Gene Ontology term overlap as a measure of gene functional similarity
© Mistry and Pavlidis. 2008
Received: 22 February 2008
Accepted: 04 August 2008
Published: 04 August 2008
Skip to main content
© Mistry and Pavlidis. 2008
Received: 22 February 2008
Accepted: 04 August 2008
Published: 04 August 2008
The availability of various high-throughput experimental and computational methods allows biologists to rapidly infer functional relationships between genes. It is often necessary to evaluate these predictions computationally, a task that requires a reference database for functional relatedness. One such reference is the Gene Ontology (GO). A number of groups have suggested that the semantic similarity of the GO annotations of genes can serve as a proxy for functional relatedness. Here we evaluate a simple measure of semantic similarity, term overlap (TO).

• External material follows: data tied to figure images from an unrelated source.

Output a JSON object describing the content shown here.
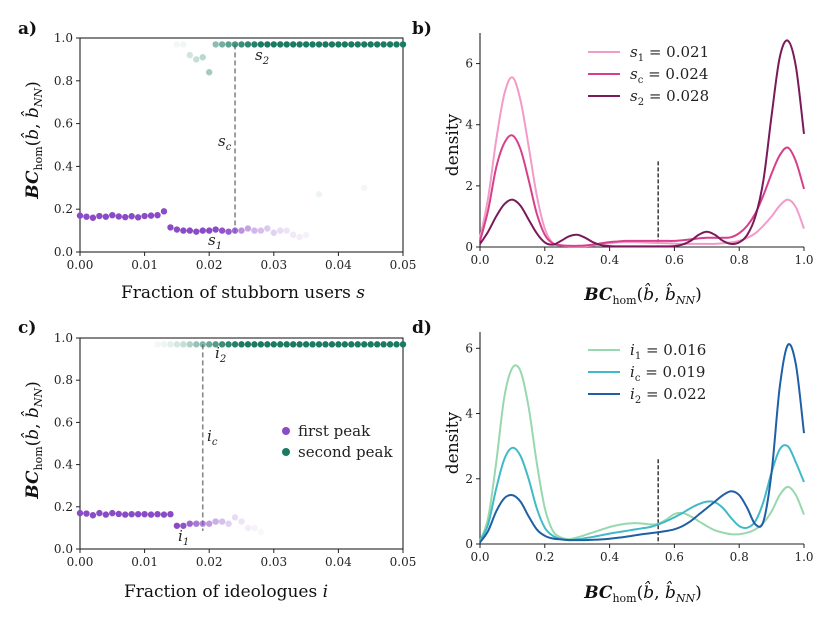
{
  "panels": {
    "a": "a)",
    "b": "b)",
    "c": "c)",
    "d": "d)"
  },
  "colors": {
    "first_peak": "#8a4bc7",
    "second_peak": "#1b7a62",
    "s1": "#f49ac9",
    "sc": "#d6408b",
    "s2": "#7a1a5a",
    "i1": "#98d8b0",
    "ic": "#42b9c6",
    "i2": "#1f5fa6"
  },
  "labels": {
    "ylabel_left": "BC_hom(b̂, b̂_NN)",
    "xlabel_b": "BC_hom(b̂, b̂_NN)",
    "xlabel_a": "Fraction of stubborn users s",
    "xlabel_c": "Fraction of ideologues i",
    "density": "density",
    "a_s2": "s2",
    "a_sc": "sc",
    "a_s1": "s1",
    "c_i2": "i2",
    "c_ic": "ic",
    "c_i1": "i1",
    "legend_first": "first peak",
    "legend_second": "second peak",
    "b_leg1": "s1 = 0.021",
    "b_leg2": "sc = 0.024",
    "b_leg3": "s2 = 0.028",
    "d_leg1": "i1 = 0.016",
    "d_leg2": "ic = 0.019",
    "d_leg3": "i2 = 0.022"
  },
  "chart_data": [
    {
      "id": "a",
      "type": "scatter",
      "xlabel": "Fraction of stubborn users s",
      "ylabel": "BC_hom(b̂, b̂_NN)",
      "xlim": [
        0,
        0.05
      ],
      "ylim": [
        0,
        1
      ],
      "xticks": [
        "0.00",
        "0.01",
        "0.02",
        "0.03",
        "0.04",
        "0.05"
      ],
      "yticks": [
        "0.0",
        "0.2",
        "0.4",
        "0.6",
        "0.8",
        "1.0"
      ],
      "vline": 0.024,
      "series": [
        {
          "name": "first peak",
          "x": [
            0.0,
            0.001,
            0.002,
            0.003,
            0.004,
            0.005,
            0.006,
            0.007,
            0.008,
            0.009,
            0.01,
            0.011,
            0.012,
            0.013,
            0.014,
            0.015,
            0.016,
            0.017,
            0.018,
            0.019,
            0.02,
            0.021,
            0.022,
            0.023,
            0.024,
            0.025,
            0.026,
            0.027,
            0.028,
            0.029,
            0.03,
            0.031,
            0.032,
            0.033,
            0.034,
            0.035
          ],
          "y": [
            0.17,
            0.165,
            0.16,
            0.168,
            0.165,
            0.172,
            0.166,
            0.163,
            0.167,
            0.162,
            0.168,
            0.17,
            0.172,
            0.19,
            0.115,
            0.105,
            0.1,
            0.1,
            0.095,
            0.1,
            0.1,
            0.105,
            0.1,
            0.095,
            0.1,
            0.1,
            0.11,
            0.1,
            0.1,
            0.11,
            0.09,
            0.1,
            0.1,
            0.08,
            0.07,
            0.08
          ],
          "alpha": [
            1,
            1,
            1,
            1,
            1,
            1,
            1,
            1,
            1,
            1,
            1,
            1,
            1,
            1,
            1,
            1,
            1,
            1,
            1,
            1,
            1,
            1,
            0.95,
            0.9,
            0.8,
            0.6,
            0.5,
            0.4,
            0.35,
            0.3,
            0.25,
            0.2,
            0.15,
            0.12,
            0.1,
            0.08
          ]
        },
        {
          "name": "second peak",
          "x": [
            0.015,
            0.016,
            0.017,
            0.018,
            0.019,
            0.02,
            0.021,
            0.022,
            0.023,
            0.024,
            0.025,
            0.026,
            0.027,
            0.028,
            0.029,
            0.03,
            0.031,
            0.032,
            0.033,
            0.034,
            0.035,
            0.036,
            0.037,
            0.038,
            0.039,
            0.04,
            0.041,
            0.042,
            0.043,
            0.044,
            0.045,
            0.046,
            0.047,
            0.048,
            0.049,
            0.05,
            0.037,
            0.044
          ],
          "y": [
            0.97,
            0.97,
            0.92,
            0.9,
            0.91,
            0.84,
            0.97,
            0.97,
            0.97,
            0.97,
            0.97,
            0.97,
            0.97,
            0.97,
            0.97,
            0.97,
            0.97,
            0.97,
            0.97,
            0.97,
            0.97,
            0.97,
            0.97,
            0.97,
            0.97,
            0.97,
            0.97,
            0.97,
            0.97,
            0.97,
            0.97,
            0.97,
            0.97,
            0.97,
            0.97,
            0.97,
            0.27,
            0.3
          ],
          "alpha": [
            0.05,
            0.07,
            0.2,
            0.25,
            0.3,
            0.4,
            0.5,
            0.6,
            0.7,
            0.8,
            0.85,
            0.9,
            0.95,
            1,
            1,
            1,
            1,
            1,
            1,
            1,
            1,
            1,
            1,
            1,
            1,
            1,
            1,
            1,
            1,
            1,
            1,
            1,
            1,
            1,
            1,
            1,
            0.08,
            0.05
          ]
        }
      ]
    },
    {
      "id": "b",
      "type": "line",
      "xlabel": "BC_hom(b̂, b̂_NN)",
      "ylabel": "density",
      "xlim": [
        0,
        1
      ],
      "ylim": [
        0,
        7
      ],
      "xticks": [
        "0.0",
        "0.2",
        "0.4",
        "0.6",
        "0.8",
        "1.0"
      ],
      "yticks": [
        "0",
        "2",
        "4",
        "6"
      ],
      "vline": 0.55,
      "x": [
        0.0,
        0.025,
        0.05,
        0.075,
        0.1,
        0.125,
        0.15,
        0.175,
        0.2,
        0.225,
        0.25,
        0.275,
        0.3,
        0.325,
        0.35,
        0.375,
        0.4,
        0.425,
        0.45,
        0.475,
        0.5,
        0.525,
        0.55,
        0.575,
        0.6,
        0.625,
        0.65,
        0.675,
        0.7,
        0.725,
        0.75,
        0.775,
        0.8,
        0.825,
        0.85,
        0.875,
        0.9,
        0.925,
        0.95,
        0.975,
        1.0
      ],
      "series": [
        {
          "name": "s1 = 0.021",
          "values": [
            0.3,
            1.6,
            3.5,
            5.0,
            5.55,
            4.8,
            3.3,
            1.7,
            0.6,
            0.12,
            0.05,
            0.03,
            0.03,
            0.03,
            0.05,
            0.08,
            0.12,
            0.15,
            0.16,
            0.16,
            0.15,
            0.14,
            0.13,
            0.12,
            0.11,
            0.1,
            0.1,
            0.1,
            0.1,
            0.1,
            0.12,
            0.15,
            0.2,
            0.3,
            0.45,
            0.7,
            1.0,
            1.35,
            1.55,
            1.3,
            0.6
          ]
        },
        {
          "name": "sc = 0.024",
          "values": [
            0.2,
            1.2,
            2.6,
            3.4,
            3.65,
            3.2,
            2.2,
            1.1,
            0.4,
            0.12,
            0.06,
            0.04,
            0.04,
            0.05,
            0.08,
            0.12,
            0.16,
            0.18,
            0.2,
            0.2,
            0.2,
            0.2,
            0.2,
            0.2,
            0.2,
            0.22,
            0.25,
            0.28,
            0.3,
            0.3,
            0.3,
            0.32,
            0.45,
            0.7,
            1.1,
            1.7,
            2.4,
            3.0,
            3.25,
            2.8,
            1.9
          ]
        },
        {
          "name": "s2 = 0.028",
          "values": [
            0.1,
            0.5,
            1.0,
            1.4,
            1.55,
            1.35,
            0.9,
            0.45,
            0.15,
            0.08,
            0.2,
            0.35,
            0.4,
            0.3,
            0.15,
            0.06,
            0.03,
            0.02,
            0.02,
            0.02,
            0.02,
            0.02,
            0.02,
            0.02,
            0.03,
            0.08,
            0.2,
            0.4,
            0.5,
            0.4,
            0.2,
            0.1,
            0.15,
            0.4,
            1.0,
            2.2,
            4.3,
            6.2,
            6.75,
            5.9,
            3.7
          ]
        }
      ]
    },
    {
      "id": "c",
      "type": "scatter",
      "xlabel": "Fraction of ideologues i",
      "ylabel": "BC_hom(b̂, b̂_NN)",
      "xlim": [
        0,
        0.05
      ],
      "ylim": [
        0,
        1
      ],
      "xticks": [
        "0.00",
        "0.01",
        "0.02",
        "0.03",
        "0.04",
        "0.05"
      ],
      "yticks": [
        "0.0",
        "0.2",
        "0.4",
        "0.6",
        "0.8",
        "1.0"
      ],
      "vline": 0.019,
      "series": [
        {
          "name": "first peak",
          "x": [
            0.0,
            0.001,
            0.002,
            0.003,
            0.004,
            0.005,
            0.006,
            0.007,
            0.008,
            0.009,
            0.01,
            0.011,
            0.012,
            0.013,
            0.014,
            0.015,
            0.016,
            0.017,
            0.018,
            0.019,
            0.02,
            0.021,
            0.022,
            0.023,
            0.024,
            0.025,
            0.026,
            0.027,
            0.028
          ],
          "y": [
            0.17,
            0.168,
            0.16,
            0.17,
            0.163,
            0.17,
            0.166,
            0.163,
            0.165,
            0.165,
            0.165,
            0.163,
            0.165,
            0.163,
            0.165,
            0.11,
            0.11,
            0.12,
            0.12,
            0.12,
            0.12,
            0.13,
            0.13,
            0.12,
            0.15,
            0.13,
            0.1,
            0.1,
            0.08
          ],
          "alpha": [
            1,
            1,
            1,
            1,
            1,
            1,
            1,
            1,
            1,
            1,
            1,
            1,
            1,
            1,
            1,
            1,
            0.95,
            0.85,
            0.75,
            0.65,
            0.55,
            0.45,
            0.35,
            0.25,
            0.2,
            0.15,
            0.1,
            0.08,
            0.05
          ]
        },
        {
          "name": "second peak",
          "x": [
            0.012,
            0.013,
            0.014,
            0.015,
            0.016,
            0.017,
            0.018,
            0.019,
            0.02,
            0.021,
            0.022,
            0.023,
            0.024,
            0.025,
            0.026,
            0.027,
            0.028,
            0.029,
            0.03,
            0.031,
            0.032,
            0.033,
            0.034,
            0.035,
            0.036,
            0.037,
            0.038,
            0.039,
            0.04,
            0.041,
            0.042,
            0.043,
            0.044,
            0.045,
            0.046,
            0.047,
            0.048,
            0.049,
            0.05
          ],
          "y": [
            0.97,
            0.97,
            0.97,
            0.97,
            0.97,
            0.97,
            0.97,
            0.97,
            0.97,
            0.97,
            0.97,
            0.97,
            0.97,
            0.97,
            0.97,
            0.97,
            0.97,
            0.97,
            0.97,
            0.97,
            0.97,
            0.97,
            0.97,
            0.97,
            0.97,
            0.97,
            0.97,
            0.97,
            0.97,
            0.97,
            0.97,
            0.97,
            0.97,
            0.97,
            0.97,
            0.97,
            0.97,
            0.97,
            0.97
          ],
          "alpha": [
            0.05,
            0.08,
            0.12,
            0.18,
            0.25,
            0.35,
            0.45,
            0.55,
            0.65,
            0.75,
            0.85,
            0.9,
            0.95,
            1,
            1,
            1,
            1,
            1,
            1,
            1,
            1,
            1,
            1,
            1,
            1,
            1,
            1,
            1,
            1,
            1,
            1,
            1,
            1,
            1,
            1,
            1,
            1,
            1,
            1
          ]
        }
      ]
    },
    {
      "id": "d",
      "type": "line",
      "xlabel": "BC_hom(b̂, b̂_NN)",
      "ylabel": "density",
      "xlim": [
        0,
        1
      ],
      "ylim": [
        0,
        6.5
      ],
      "xticks": [
        "0.0",
        "0.2",
        "0.4",
        "0.6",
        "0.8",
        "1.0"
      ],
      "yticks": [
        "0",
        "2",
        "4",
        "6"
      ],
      "vline": 0.55,
      "x": [
        0.0,
        0.025,
        0.05,
        0.075,
        0.1,
        0.125,
        0.15,
        0.175,
        0.2,
        0.225,
        0.25,
        0.275,
        0.3,
        0.325,
        0.35,
        0.375,
        0.4,
        0.425,
        0.45,
        0.475,
        0.5,
        0.525,
        0.55,
        0.575,
        0.6,
        0.625,
        0.65,
        0.675,
        0.7,
        0.725,
        0.75,
        0.775,
        0.8,
        0.825,
        0.85,
        0.875,
        0.9,
        0.925,
        0.95,
        0.975,
        1.0
      ],
      "series": [
        {
          "name": "i1 = 0.016",
          "values": [
            0.1,
            0.8,
            2.5,
            4.5,
            5.4,
            5.3,
            4.2,
            2.5,
            1.1,
            0.4,
            0.2,
            0.15,
            0.2,
            0.28,
            0.36,
            0.44,
            0.52,
            0.58,
            0.62,
            0.64,
            0.63,
            0.6,
            0.62,
            0.75,
            0.92,
            0.95,
            0.85,
            0.7,
            0.55,
            0.42,
            0.35,
            0.3,
            0.3,
            0.35,
            0.45,
            0.65,
            1.0,
            1.5,
            1.75,
            1.5,
            0.9
          ]
        },
        {
          "name": "ic = 0.019",
          "values": [
            0.1,
            0.6,
            1.7,
            2.6,
            2.95,
            2.7,
            2.0,
            1.1,
            0.5,
            0.25,
            0.15,
            0.12,
            0.14,
            0.18,
            0.22,
            0.27,
            0.32,
            0.36,
            0.4,
            0.44,
            0.48,
            0.52,
            0.6,
            0.7,
            0.82,
            0.95,
            1.1,
            1.22,
            1.3,
            1.28,
            1.1,
            0.8,
            0.55,
            0.5,
            0.7,
            1.3,
            2.2,
            2.9,
            3.0,
            2.5,
            1.9
          ]
        },
        {
          "name": "i2 = 0.022",
          "values": [
            0.05,
            0.4,
            1.0,
            1.4,
            1.5,
            1.3,
            0.85,
            0.45,
            0.25,
            0.17,
            0.14,
            0.12,
            0.12,
            0.12,
            0.13,
            0.14,
            0.16,
            0.19,
            0.22,
            0.26,
            0.3,
            0.33,
            0.36,
            0.4,
            0.45,
            0.55,
            0.7,
            0.9,
            1.1,
            1.3,
            1.5,
            1.62,
            1.5,
            1.1,
            0.6,
            0.7,
            2.2,
            4.8,
            6.1,
            5.5,
            3.4
          ]
        }
      ]
    }
  ]
}
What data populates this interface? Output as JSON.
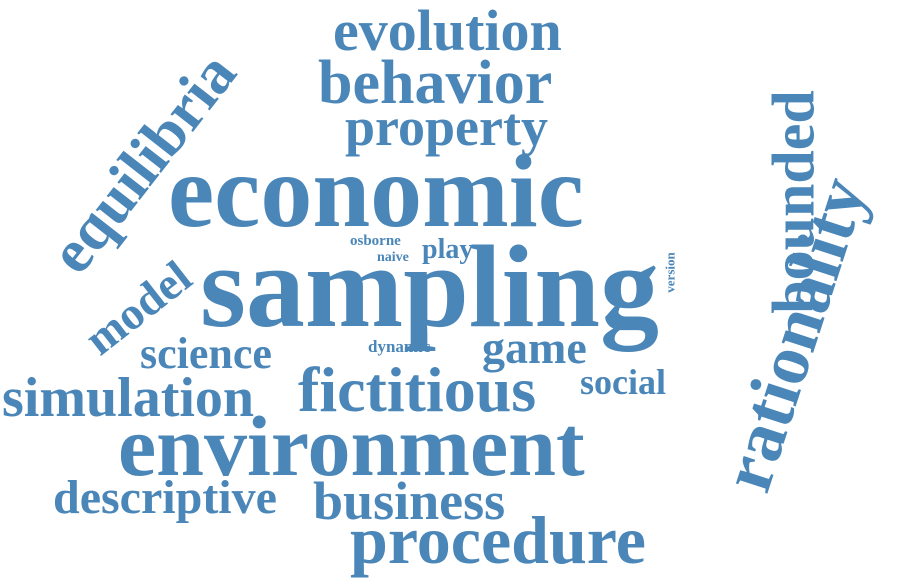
{
  "color": "#4a86b8",
  "background": "#ffffff",
  "words": {
    "evolution": "evolution",
    "behavior": "behavior",
    "property": "property",
    "equilibria": "equilibria",
    "economic": "economic",
    "bounded": "bounded",
    "rationality": "rationality",
    "osborne": "osborne",
    "naive": "naive",
    "play": "play",
    "version": "version",
    "sampling": "sampling",
    "model": "model",
    "science": "science",
    "dynamic": "dynamic",
    "game": "game",
    "social": "social",
    "simulation": "simulation",
    "fictitious": "fictitious",
    "environment": "environment",
    "descriptive": "descriptive",
    "business": "business",
    "procedure": "procedure"
  }
}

We computed the TO for randomly selected gene pairs from the mouse genome. For comparison, we implemented six previously reported semantic similarity measures that share the feature of using computation of probabilities of terms to infer information content, in addition to three vector based approaches and a normalized version of the TO measure. We find that the overlap measure is highly correlated with the others but differs in detail. TO is at least as good a predictor of sequence similarity as the other measures. We further show that term overlap may avoid some problems that affect the probability-based measures. Term overlap is also much faster to compute than the information content-based measures.
Our experiments suggest that term overlap can serve as a simple and fast alternative to other approaches which use explicit information content estimation or require complex pre-calculations, while also avoiding problems that some other measures may encounter.
In this paper we consider the problem of deciding if two genes are functionally related using computational methods. In particular, we are interested in how existing information about gene function can be used to enhance or evaluate computational predictions of functional relationships among genes.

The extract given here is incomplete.